And anecdotally, now that I've had a chance to run FS003 against a significant codebase that I recently switched from .format to f-strings, it did catch an instance my manual triple-checking missed, I had put the 'f' inside the quotes and it didn't stand out in a visual inspection. There were also a significant amount of false-positives, as I expected. The three types of cases where they appeared were: regexes; the aforementioned SQL queries, where the string literal is input to a function where it will eventually be passed to .format after the arguments are escaped; and input to RFC6570 URI Templates, which use a similar syntax for expansions but are not processed by .format().

FWIW, even though flake8 is seeing FS003 as off by default (a -vv run shows it added to the default ignore list and it doesn't show in local testing), it was still outputting the errors on the other codebase. The debug output showed it deciding to override the default ignore and I don't understand why, and couldn't find any config turning it on. So that method of disabling doesn't seem to be entirely reliable... (adding an explicit FS003 to the ignore list did work). I'm wondering if another plugin is doing something...

plinss commented 4 years ago

And anecdotally, now that I've had a chance to run FS003 against a significant codebase that I recently switched from .format to f-strings, it did catch an instance my manual triple-checking missed, I had put the 'f' inside the quotes and it didn't stand out in a visual inspection.

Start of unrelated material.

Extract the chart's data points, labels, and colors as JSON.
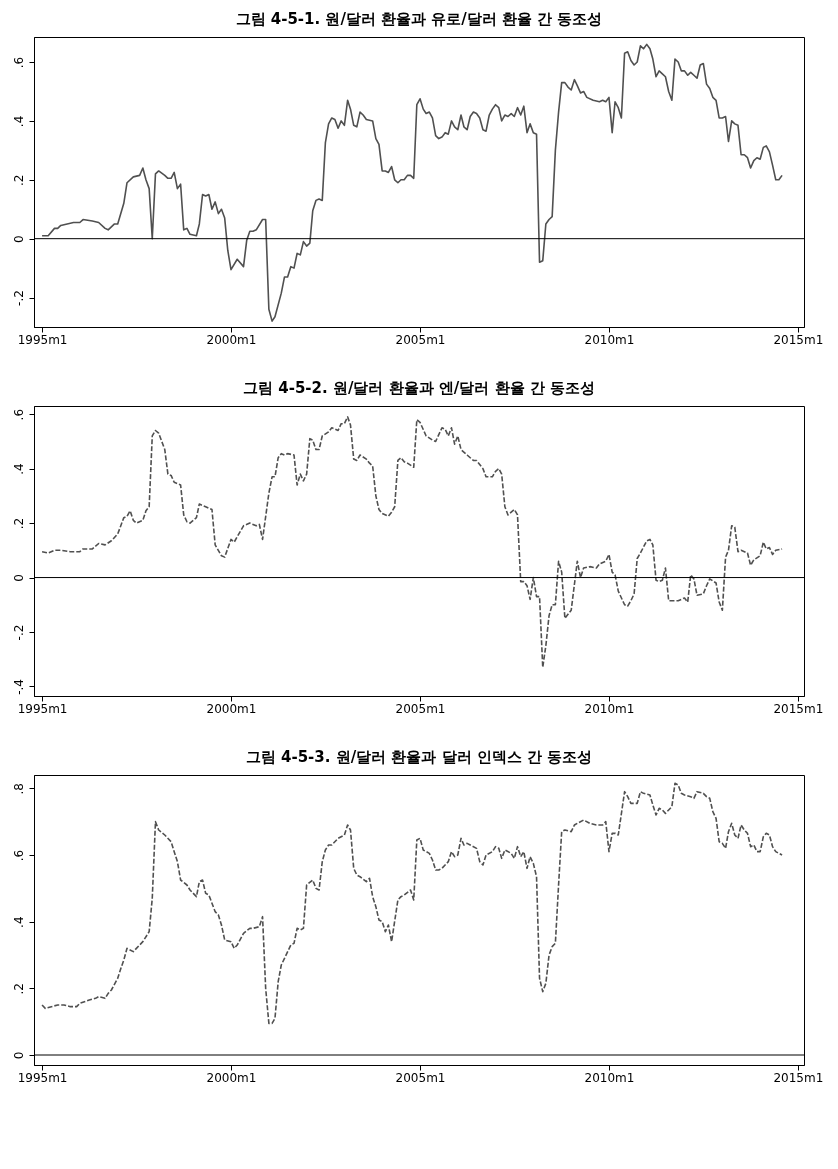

Which to me, the code already served it's purpose, so IMO my effort was well spent. I won't be offended if you decide you don't feel this functionality is appropriate for this plugin, I just thought I'd give back. If you'd rather not have it, I can always release it as a stand-alone plugin for anyone who wants it (just the FS003 check by itself, and I'll change the error code to not step on your plugin of course).

MichaelKim0407 commented 4 years ago

That message was written yesterday but I didn't hit send.. It's an explanation why greedy levels are there, despite you not finding them helpful. Since you are rewriting old code I agree indeed they won't be very helpful, but this plugin is not only for rewriting code.

I fully intend to accept your PR, but as I mentioned I just wanted to do it when I have more time to take a better look.

MichaelKim0407 commented 4 years ago

@plinss released 1.1 on pypi.org